Poverty growing: “The next generation is set up for failure because of increased housing costs and failed policy around social housing, stagnant rates of income support and slow wage growth.”

MORE than 750,000 Australian children are living in poverty, part of a bleak snapshot in one of the wealthiest countries that the St Vincent de Paul Society says is setting the next generation up for failure.

The 2020 Poverty in Australia Overview, released on February 21 by the Australian Council of Social Service and UNSW Sydney, shows one in six children and more than three million people – one in eight – are living below the bread line.

St Vincent de Paul Society National Council chief executive Toby oConnor said the report “highlights the persistent, deepening poverty in Australia”.

“The next generation is set up for failure because of increased housing costs and failed policy around social housing, stagnant rates of income support and slow wage growth,” Mr oConnor said.

 “The Government can reduce poverty by boosting jobs growth, increasing Newstart and Rent Assistance and investing in social housing.”

Australian Council of Social Service chief executive Cassandra Goldie said “our economy is leaving people behind, with persistently high poverty rates despite decades of uninterrupted economic growth”.

Dr Goldie said Australians living in poverty included young people trying to start their working lives, single parents and older people who came up against age discrimination.

The 2020 poverty overview set the poverty line at 50 per cent of the median household disposable income and it found housing costs among the highest in the world, locking people into a cycle of poverty. 

For households of working age with the lowest incomes, average housing costs rose by 42 per cent from 2005 to 2017 (the latest year that household income information is available).

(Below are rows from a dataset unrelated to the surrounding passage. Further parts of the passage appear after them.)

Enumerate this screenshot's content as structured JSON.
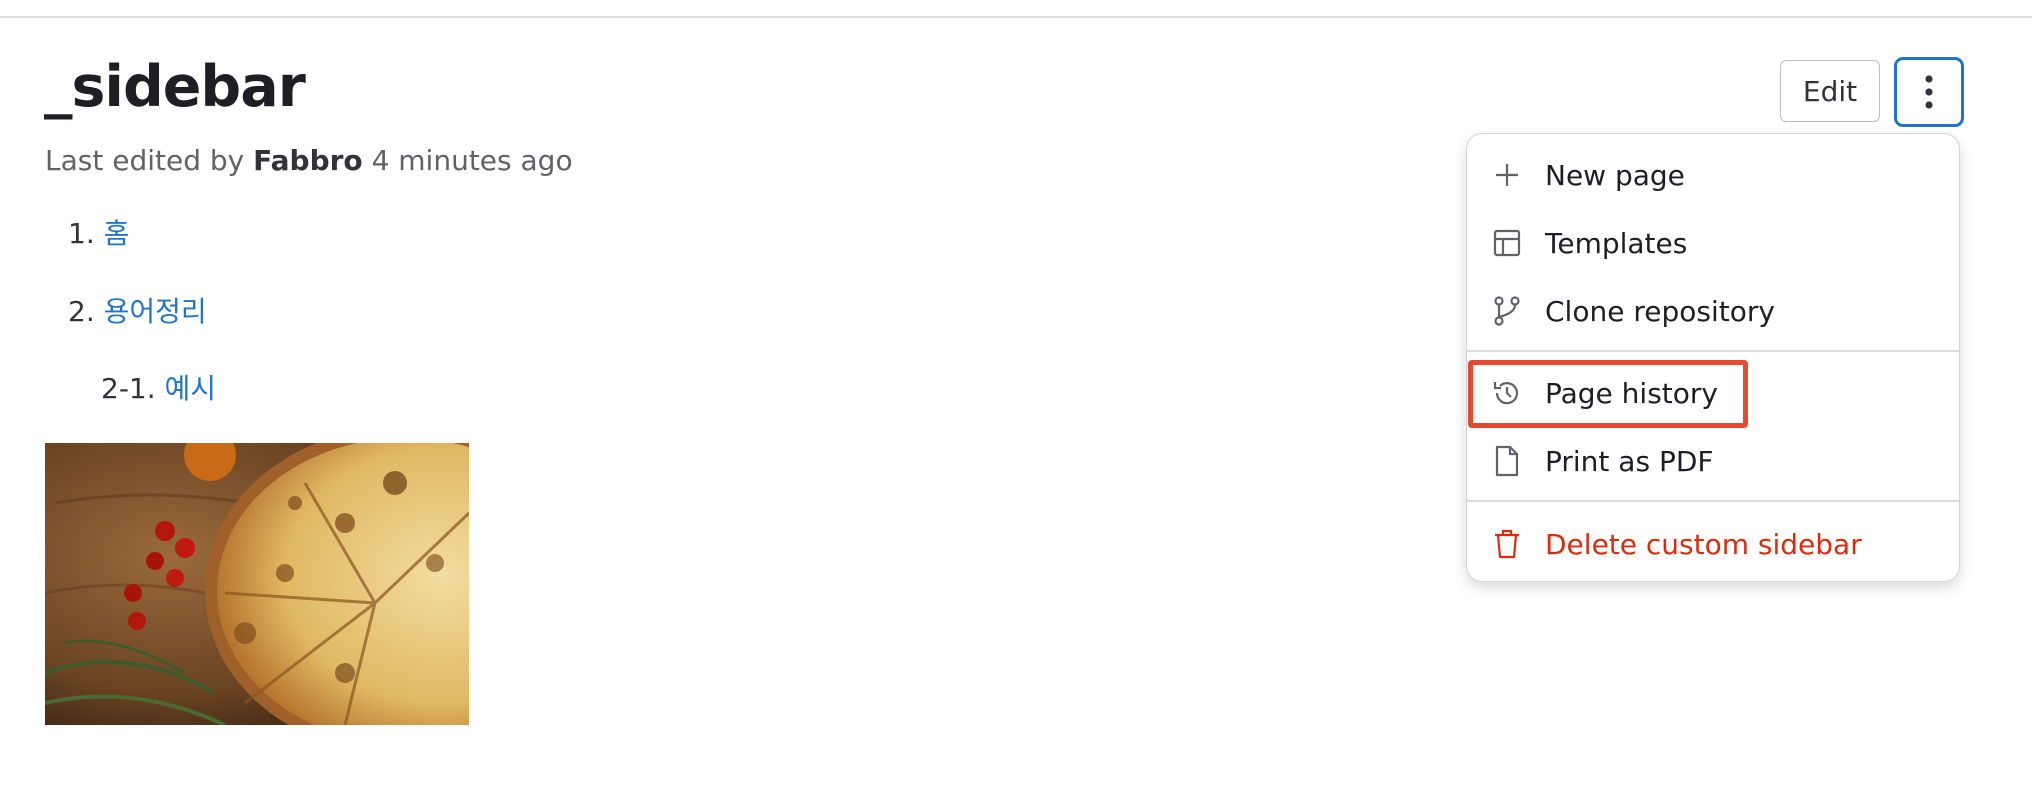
{
  "page": {
    "title": "_sidebar",
    "meta_prefix": "Last edited by",
    "meta_author": "Fabbro",
    "meta_time": "4 minutes ago"
  },
  "content": {
    "items": [
      {
        "number": "1.",
        "link": "홈"
      },
      {
        "number": "2.",
        "link": "용어정리"
      },
      {
        "number": "2-1.",
        "link": "예시"
      }
    ],
    "image_alt": "Pizza on a wooden board with cherry tomatoes and rosemary"
  },
  "toolbar": {
    "edit_label": "Edit",
    "more_icon": "ellipsis-vertical-icon"
  },
  "dropdown": {
    "items": [
      {
        "label": "New page",
        "icon": "plus-icon"
      },
      {
        "label": "Templates",
        "icon": "template-icon"
      },
      {
        "label": "Clone repository",
        "icon": "branch-icon"
      },
      {
        "label": "Page history",
        "icon": "history-icon"
      },
      {
        "label": "Print as PDF",
        "icon": "document-icon"
      },
      {
        "label": "Delete custom sidebar",
        "icon": "trash-icon"
      }
    ]
  },
  "colors": {
    "link": "#1f75cb",
    "danger": "#dd2b0e",
    "focus": "#1f75cb",
    "highlight": "#e8482f"
  }
}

The report also said the “freezing” of the dole, which has not seen a rise in real terms since 1994, together with the transfer of some single parents from the Parenting Payment to the lower Newstart Allowance, “increased poverty and the depth of poverty”.

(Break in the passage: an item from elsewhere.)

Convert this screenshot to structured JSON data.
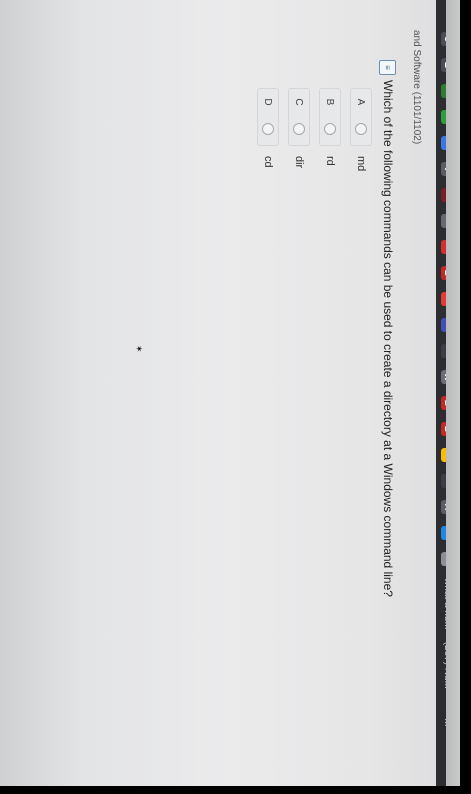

The report found the job market was changing, with jobs less secure, and fewer entry-level jobs than there used to be. 

Mr oConnor said the 2020 poverty overview highlighted the persistent, deepening poverty.

“In Australia the poverty line, which is measured as 50 per cent of median income, is $457 a week for a single adult,” Mr oConnor said. 

“The average poverty gap (the gap between the poverty line and the incomes of people in poverty) is $282 a week. 

“Every day, Vincentians work with people who are struggling with a range of issues in communities across Australia.

“For many, their struggle is exacerbated by persistent, grinding poverty.”

Mr oConnor said the 2020 poverty overview was an important measure. 

“We track GDP (Gross Domestic Product)  and other economic indicators we consider important,” he said.

“We must also track poverty, or nothing will change.”